Bayern manager Hansi Flick had exactly this thought when watching Liverpool lost 7-2 to Aston Villa. “This is what happens when the press doesn’t fire,” he remarked to a colleague. That intensity requires such a level of integration, and to be so finely tuned, that the drop-off can be stark when even one component is missing. A hole in one area will create a chain reaction.

The same happens if any single player doesn’t buy in. The system breaks down. It doesn't go like clockwork. This is sometimes why managers appear to inexplicably drop some individuals.

It also reflects Zorniger’s point about players not wanting to look like fools. That cuts to the debate Roy Keane and Klopp had about “sloppiness”. A collective’s risk can bring individual mistakes, and the two can be confused.

The situation therefore may bring some surprise results.

In the long term, then, some in Germany have been worried that the focus on pressing has increasingly led to a reductiveness in the country’s youth production.

Sven Mislintat has been complaining that the academies are now just producing a series of energetic pressing drones, rather than difference-making players. Matches where it’s just pressing systems crashing against each other, with no discernible differences in individual quality, aren't too hard to imagine.

That in itself reflects the evolution and next step of a cycle Guardiola touched upon at the end of his own playing career in the mid-2000s. The Catalan found that his technical game was being overrun by tenacity.

“I haven’t changed,” Guardiola argued. “My skills haven’t declined. It’s just that football now is different. It’s played at a higher pace and it’s a lot more physical. The tactics are different now, you have to be ball-winner, a tackler, like Patrick Vieira or Edgar Davids… players like me have become extinct.”

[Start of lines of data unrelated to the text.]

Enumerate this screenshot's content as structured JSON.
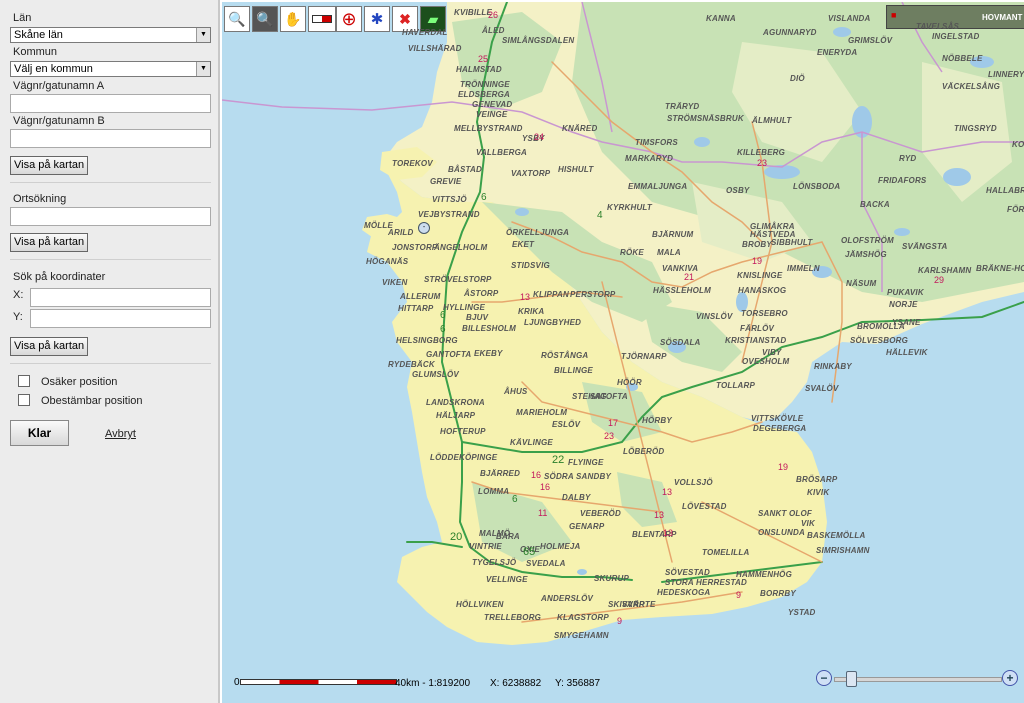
{
  "sidebar": {
    "lan_label": "Län",
    "lan_value": "Skåne län",
    "kommun_label": "Kommun",
    "kommun_value": "Välj en kommun",
    "road_a_label": "Vägnr/gatunamn A",
    "road_b_label": "Vägnr/gatunamn B",
    "show_button_1": "Visa på kartan",
    "place_search_label": "Ortsökning",
    "show_button_2": "Visa på kartan",
    "coord_search_label": "Sök på koordinater",
    "x_label": "X:",
    "y_label": "Y:",
    "show_button_3": "Visa på kartan",
    "uncertain_label": "Osäker position",
    "undeterminable_label": "Obestämbar position",
    "done_button": "Klar",
    "cancel_link": "Avbryt"
  },
  "toolbar": {
    "tools": [
      "zoom-in-icon",
      "zoom-out-icon",
      "pan-hand-icon",
      "measure-icon",
      "target-icon",
      "position-icon",
      "clear-icon",
      "layers-icon"
    ]
  },
  "map": {
    "scale_zero": "0",
    "scale_text": "40km - 1:819200",
    "x_coord": "X: 6238882",
    "y_coord": "Y: 356887",
    "overview_label": "HOVMANT",
    "places": [
      "KVIBILLE",
      "ÅLED",
      "HAVERDAL",
      "SIMLÅNGSDALEN",
      "KANNA",
      "VISLANDA",
      "AGUNNARYD",
      "GRIMSLÖV",
      "TAVELSÅS",
      "INGELSTAD",
      "VILLSHÄRAD",
      "HALMSTAD",
      "ENERYDA",
      "NÖBBELE",
      "LINNERYD",
      "TRÖNNINGE",
      "ELDSBERGA",
      "GENEVAD",
      "VEINGE",
      "DIÖ",
      "VÄCKELSÅNG",
      "TRÄRYD",
      "STRÖMSNÄSBRUK",
      "ÄLMHULT",
      "MELLBYSTRAND",
      "YSBY",
      "KNÄRED",
      "TINGSRYD",
      "VALLBERGA",
      "TIMSFORS",
      "MARKARYD",
      "KILLEBERG",
      "KONGA",
      "TOREKOV",
      "BÅSTAD",
      "HISHULT",
      "RYD",
      "GREVIE",
      "VAXTORP",
      "EMMALJUNGA",
      "OSBY",
      "LÖNSBODA",
      "FRIDAFORS",
      "HALLABRO",
      "FÖRSLÖV",
      "VITTSJÖ",
      "KYRKHULT",
      "BACKA",
      "VEJBYSTRAND",
      "GLIMÅKRA",
      "MÖLLE",
      "ÖRKELLJUNGA",
      "HÄSTVEDA",
      "ARILD",
      "BJÄRNUM",
      "BROBY",
      "SIBBHULT",
      "OLOFSTRÖM",
      "JONSTORP",
      "ÄNGELHOLM",
      "EKET",
      "RÖKE",
      "MALA",
      "SVÄNGSTA",
      "HÖGANÄS",
      "JÄMSHÖG",
      "IMMELN",
      "KARLSHAMN",
      "BRÄKNE-HO",
      "STIDSVIG",
      "VANKIVA",
      "KNISLINGE",
      "VIKEN",
      "STRÖVELSTORP",
      "HÄSSLEHOLM",
      "HANASKOG",
      "NÄSUM",
      "PUKAVIK",
      "ALLERUM",
      "ÅSTORP",
      "KLIPPAN",
      "PERSTORP",
      "NORJE",
      "HITTARP",
      "HYLLINGE",
      "KRIKA",
      "VINSLÖV",
      "TORSEBRO",
      "BROMÖLLA",
      "BJUV",
      "LJUNGBYHED",
      "FÄRLÖV",
      "YSANE",
      "BILLESHOLM",
      "KRISTIANSTAD",
      "SÖLVESBORG",
      "HELSINGBORG",
      "EKEBY",
      "SÖSDALA",
      "VIBY",
      "HÄLLEVIK",
      "GANTOFTA",
      "RÖSTÅNGA",
      "TJÖRNARP",
      "OVESHOLM",
      "RYDEBÄCK",
      "RINKABY",
      "GLUMSLÖV",
      "BILLINGE",
      "HÖÖR",
      "TOLLARP",
      "SVALÖV",
      "ÅHUS",
      "LANDSKRONA",
      "STEHAG",
      "SATOFTA",
      "HÄLJARP",
      "MARIEHOLM",
      "VITTSKÖVLE",
      "ESLÖV",
      "HÖRBY",
      "DEGEBERGA",
      "HOFTERUP",
      "KÄVLINGE",
      "LÖDDEKÖPINGE",
      "FLYINGE",
      "LÖBERÖD",
      "BJÄRRED",
      "SÖDRA SANDBY",
      "VOLLSJÖ",
      "BRÖSARP",
      "LOMMA",
      "DALBY",
      "KIVIK",
      "LÖVESTAD",
      "SANKT OLOF",
      "VEBERÖD",
      "VIK",
      "MALMÖ",
      "GENARP",
      "BLENTARP",
      "ONSLUNDA",
      "BASKEMÖLLA",
      "BARA",
      "OXIE",
      "HOLMEJA",
      "TOMELILLA",
      "SIMRISHAMN",
      "VINTRIE",
      "TYGELSJÖ",
      "SVEDALA",
      "SÖVESTAD",
      "VELLINGE",
      "SKURUP",
      "HAMMENHÖG",
      "STORA HERRESTAD",
      "HEDESKOGA",
      "BORRBY",
      "ANDERSLÖV",
      "HÖLLVIKEN",
      "YSTAD",
      "SVÄRTE",
      "KLAGSTORP",
      "TRELLEBORG",
      "SKIVARP",
      "SMYGEHAMN"
    ]
  }
}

It sounds familiar. It’s also why Jack Grealish is so distinctive a player, because he has that rare ability to beat the press and escape with a dribble in quite an old-fashioned way.

That’s the thing about any given tactical trend. It will provoke unexpected responses, that prompt further evolution.

For the moment, the reality seems clear.

“The way top teams handle their defensive organisation to win the ball back has been decisive in every major title for the past few years,” Zorniger argues. “Even France looked for organisation in transition. I deeply believe that a team that is 100% perfect playing with the ball will lose to a team that is 100% perfect organised against the ball.”

The latter is what Klopp so works on. We have seen the effects on the pitch. It’s why he won’t let anyone see the work behind it on the training pitch.

It is tantamount to one of the game’s decisive trade secrets.